Kabin menjadi pembeda utama. Almaz RS Pro Hybrid dirancang sebagai SUV keluarga dengan konfigurasi tiga baris kursi yang mampu mengangkut hingga tujuh penumpang. Ini jelas menjadi nilai jual bagi konsumen yang kerap membawa keluarga besar.
Sementara itu, Mitsubishi XForce Hybrid tetap mempertahankan konfigurasi lima penumpang. Fokusnya adalah pada kenyamanan dan kepraktisan di perkotaan. Dimensi yang lebih ringkas membuat XForce lebih mudah bermanuver di jalanan sempit dan parkir.
Fitur Keselamatan dan Hiburan: ADAS Lengkap, Tapi Beda Fokus
Kedua mobil sama-sama dibekali fitur keselamatan aktif (ADAS), namun pendekatannya berbeda. Wuling Almaz RS Pro Hybrid unggul dari sisi konektivitas. Fitur seperti Wuling Indonesian Command (WIND), Internet of Vehicle (IoV), sunroof, dan kamera 360 derajat menjadi andalannya.

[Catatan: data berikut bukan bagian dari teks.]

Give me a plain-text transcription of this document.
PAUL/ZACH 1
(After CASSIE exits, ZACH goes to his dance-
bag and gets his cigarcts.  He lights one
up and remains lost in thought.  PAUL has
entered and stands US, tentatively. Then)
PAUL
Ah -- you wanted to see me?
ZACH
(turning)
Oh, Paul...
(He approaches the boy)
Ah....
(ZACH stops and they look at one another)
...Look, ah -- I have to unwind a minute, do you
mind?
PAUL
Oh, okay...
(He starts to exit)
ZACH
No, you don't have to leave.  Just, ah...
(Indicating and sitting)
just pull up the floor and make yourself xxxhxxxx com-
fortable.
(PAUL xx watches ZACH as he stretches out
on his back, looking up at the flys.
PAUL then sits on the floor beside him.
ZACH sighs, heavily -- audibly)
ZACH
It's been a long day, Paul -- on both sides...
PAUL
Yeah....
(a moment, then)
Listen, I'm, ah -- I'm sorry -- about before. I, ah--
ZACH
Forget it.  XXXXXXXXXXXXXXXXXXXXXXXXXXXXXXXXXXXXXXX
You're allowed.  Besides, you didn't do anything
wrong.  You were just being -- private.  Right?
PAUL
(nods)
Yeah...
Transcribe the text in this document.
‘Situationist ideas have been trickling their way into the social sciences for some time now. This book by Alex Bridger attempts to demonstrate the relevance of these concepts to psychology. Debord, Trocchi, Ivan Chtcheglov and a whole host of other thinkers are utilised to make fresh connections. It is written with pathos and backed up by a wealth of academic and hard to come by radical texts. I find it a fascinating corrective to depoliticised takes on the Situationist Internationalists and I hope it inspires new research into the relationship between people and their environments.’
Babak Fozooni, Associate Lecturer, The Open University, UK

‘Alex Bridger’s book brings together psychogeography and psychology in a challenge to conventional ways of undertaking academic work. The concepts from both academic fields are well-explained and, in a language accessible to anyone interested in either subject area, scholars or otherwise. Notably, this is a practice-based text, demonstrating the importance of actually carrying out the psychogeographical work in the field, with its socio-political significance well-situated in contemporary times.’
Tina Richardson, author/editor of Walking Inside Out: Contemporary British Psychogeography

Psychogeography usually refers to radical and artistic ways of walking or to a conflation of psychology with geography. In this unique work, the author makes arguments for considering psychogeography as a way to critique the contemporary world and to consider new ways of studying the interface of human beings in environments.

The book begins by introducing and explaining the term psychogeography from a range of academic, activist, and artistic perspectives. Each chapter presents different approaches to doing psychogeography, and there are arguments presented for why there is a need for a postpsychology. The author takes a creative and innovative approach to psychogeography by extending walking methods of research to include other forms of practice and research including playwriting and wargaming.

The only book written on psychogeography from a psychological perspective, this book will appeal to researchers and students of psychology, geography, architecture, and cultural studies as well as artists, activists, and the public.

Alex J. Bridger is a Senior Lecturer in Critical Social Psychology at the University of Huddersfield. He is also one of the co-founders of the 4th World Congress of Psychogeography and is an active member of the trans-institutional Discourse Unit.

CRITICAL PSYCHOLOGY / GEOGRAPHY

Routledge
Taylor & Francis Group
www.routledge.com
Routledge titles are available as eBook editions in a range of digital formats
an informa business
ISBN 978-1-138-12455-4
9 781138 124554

Mitsubishi XForce Hybrid membalas dengan Mitsubishi Safety Sensing yang mencakup Forward Collision Mitigation, Blind Spot Warning, dan Rear Cross Traffic Alert. Tambahan Active Yaw Control (AYC) dan tujuh mode berkendara memberikan pengalaman berkendara yang lebih kaya dan adaptif terhadap kondisi jalan. Sistem audio Yamaha Premium Sound juga menjadi nilai tambah.
Klaim Konsumsi BBM: XForce Lebih Irit?
Efisiensi menjadi senjata utama Mitsubishi. Pabrikan mengklaim konsumsi bahan bakar XForce Hybrid bisa mencapai sekitar 24,4 km/liter pada kondisi tertentu. Angka ini cukup impresif untuk sebuah SUV.
Wuling Almaz RS Pro Hybrid juga menawarkan konsumsi BBM yang irit berkat kombinasi mesin Atkinson dan motor listrik. Namun, hingga saat ini belum ada klaim efisiensi setinggi yang dikeluarkan Mitsubishi.
Harga Nyaris Sama, Pilihan Kembali ke Kebutuhan
Yang menarik, kedua SUV hybrid ini dipasarkan dengan harga yang nyaris identik. Kesamaan harga membuat keputusan pembelian sepenuhnya bergantung pada kebutuhan konsumen.
Jika prioritas utama adalah kabin luas dan fitur konektivitas berlimpah untuk keluarga, Wuling Almaz RS Pro Hybrid adalah pilihan tepat. Sebaliknya, jika efisiensi bahan bakar, pengalaman berkendara yang menyenangkan, dan dimensi compact lebih diutamakan, Mitsubishi XForce Hybrid layak dipertimbangkan. Keduanya adalah pilihan yang solid di segmennya masing-masing.